Mr. Powell said the administration is not disengaged and said President Bush, like his predecessor Bill Clinton, has invested considerable personal effort in Middle East peace-making.
He said the Israeli-Palestinian conflict is "perhaps the most difficult portfolio" to manage in U.S. foreign policy, and said it will remain so as long the Palestinians and in particular Yasser Arafat refuse to crack down against terrorism.
"The 'road map' is not dead and the president did invest considerable political capital in it. He went to Sharm el-Sheikh and he went to Aqaba last year," he said. "That was an investment of his personal prestige and the political energy of this administration.
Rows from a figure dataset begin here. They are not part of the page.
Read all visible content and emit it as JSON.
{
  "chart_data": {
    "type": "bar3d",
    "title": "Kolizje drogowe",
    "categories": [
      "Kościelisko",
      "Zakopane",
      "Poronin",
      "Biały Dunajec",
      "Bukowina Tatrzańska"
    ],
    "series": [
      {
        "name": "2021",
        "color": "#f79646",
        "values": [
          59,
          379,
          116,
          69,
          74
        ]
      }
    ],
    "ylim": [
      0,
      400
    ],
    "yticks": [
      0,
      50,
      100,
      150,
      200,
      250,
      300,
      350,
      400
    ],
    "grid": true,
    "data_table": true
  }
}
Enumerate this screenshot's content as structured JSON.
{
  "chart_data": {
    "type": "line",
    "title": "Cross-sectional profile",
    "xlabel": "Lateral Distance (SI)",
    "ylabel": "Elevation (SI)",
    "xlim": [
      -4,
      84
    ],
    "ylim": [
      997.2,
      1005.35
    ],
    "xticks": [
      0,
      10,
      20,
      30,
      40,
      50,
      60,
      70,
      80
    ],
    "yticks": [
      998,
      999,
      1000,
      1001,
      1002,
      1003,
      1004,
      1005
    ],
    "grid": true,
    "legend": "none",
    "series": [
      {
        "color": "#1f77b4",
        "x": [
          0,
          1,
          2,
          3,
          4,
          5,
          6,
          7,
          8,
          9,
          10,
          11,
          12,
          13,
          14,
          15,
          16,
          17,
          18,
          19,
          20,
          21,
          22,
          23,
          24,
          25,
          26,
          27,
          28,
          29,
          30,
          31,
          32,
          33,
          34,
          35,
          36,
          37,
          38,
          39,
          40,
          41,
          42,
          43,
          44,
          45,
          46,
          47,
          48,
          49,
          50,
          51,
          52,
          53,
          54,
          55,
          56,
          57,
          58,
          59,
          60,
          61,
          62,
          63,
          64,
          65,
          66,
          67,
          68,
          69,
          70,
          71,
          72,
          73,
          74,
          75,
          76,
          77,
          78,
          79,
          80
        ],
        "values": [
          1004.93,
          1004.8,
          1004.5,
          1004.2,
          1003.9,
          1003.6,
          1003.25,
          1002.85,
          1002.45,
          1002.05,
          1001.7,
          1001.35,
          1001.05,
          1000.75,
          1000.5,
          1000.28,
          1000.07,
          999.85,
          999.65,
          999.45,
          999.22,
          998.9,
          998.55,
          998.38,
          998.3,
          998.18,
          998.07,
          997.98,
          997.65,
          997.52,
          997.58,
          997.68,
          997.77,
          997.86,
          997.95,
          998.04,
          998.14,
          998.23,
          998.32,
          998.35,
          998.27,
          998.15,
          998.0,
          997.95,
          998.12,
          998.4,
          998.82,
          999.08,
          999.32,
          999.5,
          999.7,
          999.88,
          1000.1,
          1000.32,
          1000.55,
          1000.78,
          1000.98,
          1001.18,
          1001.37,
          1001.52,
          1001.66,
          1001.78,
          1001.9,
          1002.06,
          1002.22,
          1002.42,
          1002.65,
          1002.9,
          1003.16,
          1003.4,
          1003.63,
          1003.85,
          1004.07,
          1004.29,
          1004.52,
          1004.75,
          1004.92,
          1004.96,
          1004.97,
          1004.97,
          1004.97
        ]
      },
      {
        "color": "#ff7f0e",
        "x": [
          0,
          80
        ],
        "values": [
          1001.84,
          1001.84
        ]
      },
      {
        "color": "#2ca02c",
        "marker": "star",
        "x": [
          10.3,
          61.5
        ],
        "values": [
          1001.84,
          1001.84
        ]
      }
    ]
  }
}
President Clinton invested enormous political capital, only to see it all come crashing down the last week of his administration because of the intransigence of Yasser Arafat. And the same problem that we have faced is Yasser Arafat, and his unwillingness to do what should be done, and what he believe can be done, to bring terror under control."
The Bush administration is sending a team of senior officials back to the region next week, on the third mission of its kind since the beginning of last month, for political soundings with both parties.
Mr. Powell said the U.S. team, consisting of Assistant Secretary of State William Burns, Deputy White House National Security Adviser Stephen Hadley and White House Middle East policy chief Elliot Abrams, will try to see if Israel's recent proposal for vacating settlements in Gaza can be used, in his words, as a way, in his words "to get this thing going forward."
He said that would depend on what Prime Minister Ariel Sharon's government is also planning with regard to the West Bank, and the route of Israel's controversial security barrier in that region. Another senior Democrat on the panel, South Carolina's Ernest Hollings, criticized Mr. Sharon's history of tough tactics toward the Palestinians, calling him the "Bull Connor of Israel", a reference to the Birmingham, Alabama police chief who used force to break up civil rights demonstrations in the 1960's.
Mr. Hollings said an international peacekeeping force should be deployed to separate Israel and the Palestinians, and said the only the United States and Israel oppose such a solution.